The modified version of IVF has passed its final legislative obstacle after being approved by the House of Lords.
The fertility regulator will now decide how to license the procedure to prevent babies inheriting deadly genetic diseases.
The first baby could be born as early as 2016.
A large majority of MPs in the House of Commons approved "three-person babies" earlier this month.
The House of Lords tonight rejected an attempt to block the plan by a majority of 232.
Mitochondria are the tiny compartments inside nearly every cell of the body that convert food into useable energy.
But genetic defects in the mitochondria mean the body has insufficient energy to keep the heart beating or the brain functioning.
The structures are passed down only from the mother and have their own DNA, although it does not alter traits including appearance or personality.
The technique, developed in Newcastle, uses a modified version of IVF to combine the healthy mitochondria of a donor woman with DNA of the two parents.
It results in babies with 0.1% of their DNA from the second woman and is a permanent change that would echo down through the generations.
- March to August - The UK fertility regulator will develop and then publish their licensing rules for assessing applications to perform three-person IVF
- Early Summer - The team in Newcastle publish the final safety experiments demanded by the regulator
- 29 October - Regulations come into force
- 24 November - Clinics can apply to the regulator for a licence
- By the end of 2015 - the first attempt could take place
In the debate, health minister Lord Howe said there was an opportunity to offer "real hope" to families.
He stated the UK was leading the world and that three safety reviews by experts suggested it would be safe.
Lord Howe told the House: "Families can see that the technology is there to help them and are keen to take it up, they have noted the conclusions of the expert panel.
"It would be cruel and perverse in my opinion, to deny them that opportunity for any longer than absolutely necessary."
Lord Deben, the former government minister John Gummer, countered that there were "real doubts about safety".
He also voiced concerns about whether the creation of such babies would be legal.
"It is quite clear that there is considerable disagreement, let me put it simply like that, about whether this action is legal under European law."

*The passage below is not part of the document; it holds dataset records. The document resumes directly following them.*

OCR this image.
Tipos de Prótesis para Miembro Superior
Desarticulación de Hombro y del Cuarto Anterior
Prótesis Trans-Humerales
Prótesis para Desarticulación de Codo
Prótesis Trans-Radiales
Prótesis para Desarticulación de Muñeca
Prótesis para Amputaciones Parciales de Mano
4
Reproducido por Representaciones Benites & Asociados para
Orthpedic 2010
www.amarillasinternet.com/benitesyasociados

Baroness Scotland of Asthal, a former Labour attorney general, also questioned the legality asking: "Why the haste?
"Everyone agrees we have to get this right. If we're going to do something which everyone agrees is novel, different and important internationally we really have to be confident that we are on solid ground. If we are not we give a disservice."
Fertility doctor, Lord Winston, told the House there were comparison with the early days of IVF which was "also a set in the dark".

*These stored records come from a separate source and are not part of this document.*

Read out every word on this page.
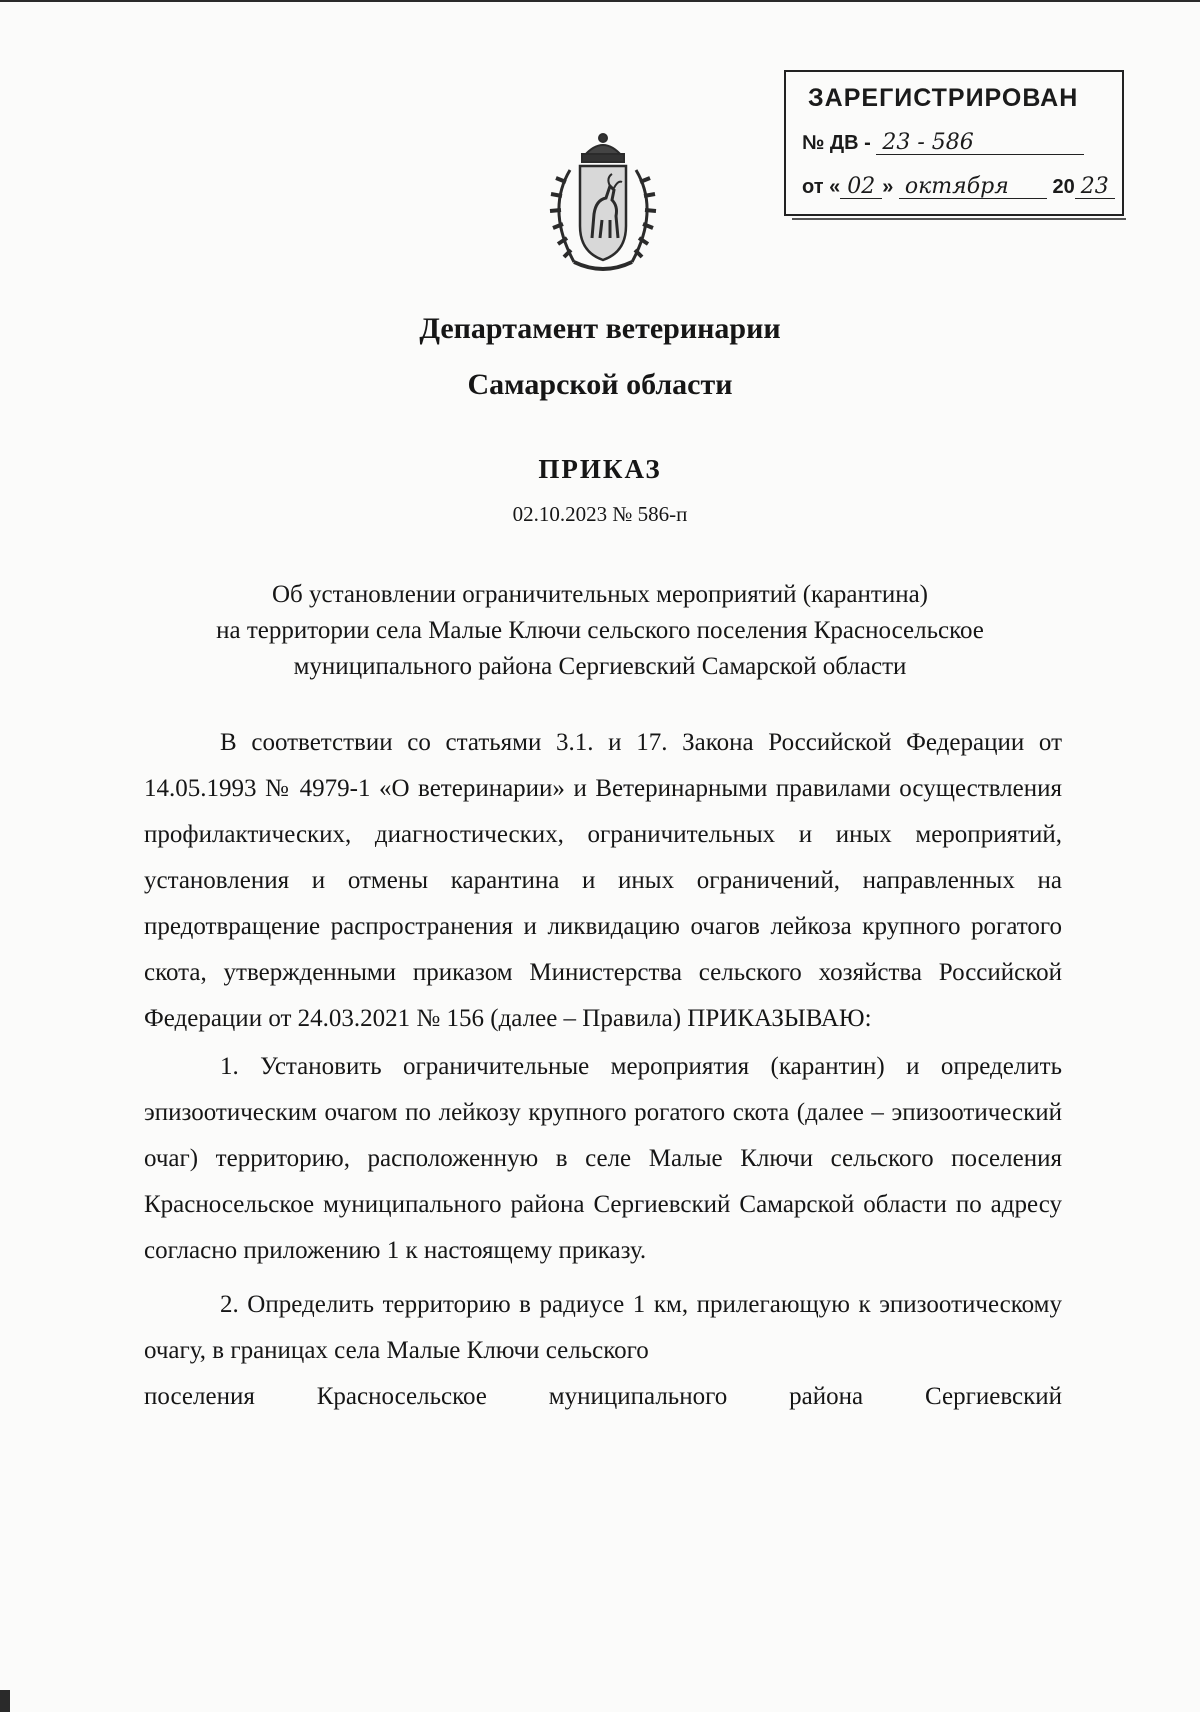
ЗАРЕГИСТРИРОВАН
№ ДВ - 23 - 586
от « 02 » октября 20 23
Департамент ветеринарии
Самарской области
ПРИКАЗ
02.10.2023 № 586-п
Об установлении ограничительных мероприятий (карантина)
на территории села Малые Ключи сельского поселения Красносельское
муниципального района Сергиевский Самарской области

В соответствии со статьями 3.1. и 17. Закона Российской Федерации от 14.05.1993 № 4979-1 «О ветеринарии» и Ветеринарными правилами осуществления профилактических, диагностических, ограничительных и иных мероприятий, установления и отмены карантина и иных ограничений, направленных на предотвращение распространения и ликвидацию очагов лейкоза крупного рогатого скота, утвержденными приказом Министерства сельского хозяйства Российской Федерации от 24.03.2021 № 156 (далее – Правила) ПРИКАЗЫВАЮ:

1. Установить ограничительные мероприятия (карантин) и определить эпизоотическим очагом по лейкозу крупного рогатого скота (далее – эпизоотический очаг) территорию, расположенную в селе Малые Ключи сельского поселения Красносельское муниципального района Сергиевский Самарской области по адресу согласно приложению 1 к настоящему приказу.

2. Определить территорию в радиусе 1 км, прилегающую к эпизоотическому очагу, в границах села Малые Ключи сельского

поселения Красносельское муниципального района Сергиевский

He added: "I don't believe my Lords, in spite of what we've heard this evening, that this technology threatens the fabric of society in the slightest bit."
Sally Cheshire, the chairwoman of the Human Fertilisation and Embryology Authority, said: "Britain is the first country in the world to permit this treatment, and it is a testament to the scientific expertise and well-respected regulatory regime that exists across the UK that Parliament has felt able to approve it.
"The HFEA now have to develop a robust licensing process, which takes into account on a case by case basis the technical and ethical complexities of such treatments to ensure that any children born have the best chance of a healthy life.
"The HFEA has a long tradition of dealing with medical and scientific breakthroughs, ensuring that IVF techniques, pioneered in the UK and now practised across the world, can be used safely and effectively in fertility treatment."
Prof Alison Murdoch, who was instrumental in developing the technique at Newcastle University, said: "For 10 years we have publically discussed mitochondrial donation to explain how it could help patients whose families are blighted by the consequences of mitochondrial abnormalities.
"Whilst acknowledging the views of those who have a fundamental objection to our work, Parliament has determined that we should continue. We hope that opponents will accept its democratic decision.
"The science will be reviewed and, if accepted, we hope to be able to submit a treatment application to the HFEA when regulatory policies have been determined."
James Lawford Davies, a lawyer from Lawford Davies Denoon which specialises in the life sciences, told the BBC: "All of the legal arguments made in opposition to the regulations are hopeless.
"The regulations do not breach the Clinical Trials Directive which applies only to medicinal products.
"The regulations do not breach the EU Charter of Fundamental Rights and Freedoms which prohibit 'eugenic practices' as this is intended to prevent practices such as forced sterilisation and reproductive cloning, not treatments intended to prevent the transmission of disease."
The Catholic and Anglican Churches in England said the idea was not safe or ethical, not least because it involved the destruction of embryos.
Other groups, including Human Genetics Alert, say the move would open the door to further genetic modification of children in the future - so-called designer babies, genetically modified for beauty, intelligence or to be free of disease.
Estimates suggest 150 couples would be suitable to have babies through the technique each year.
If the measure goes ahead, the first "three-person" baby could be born next year.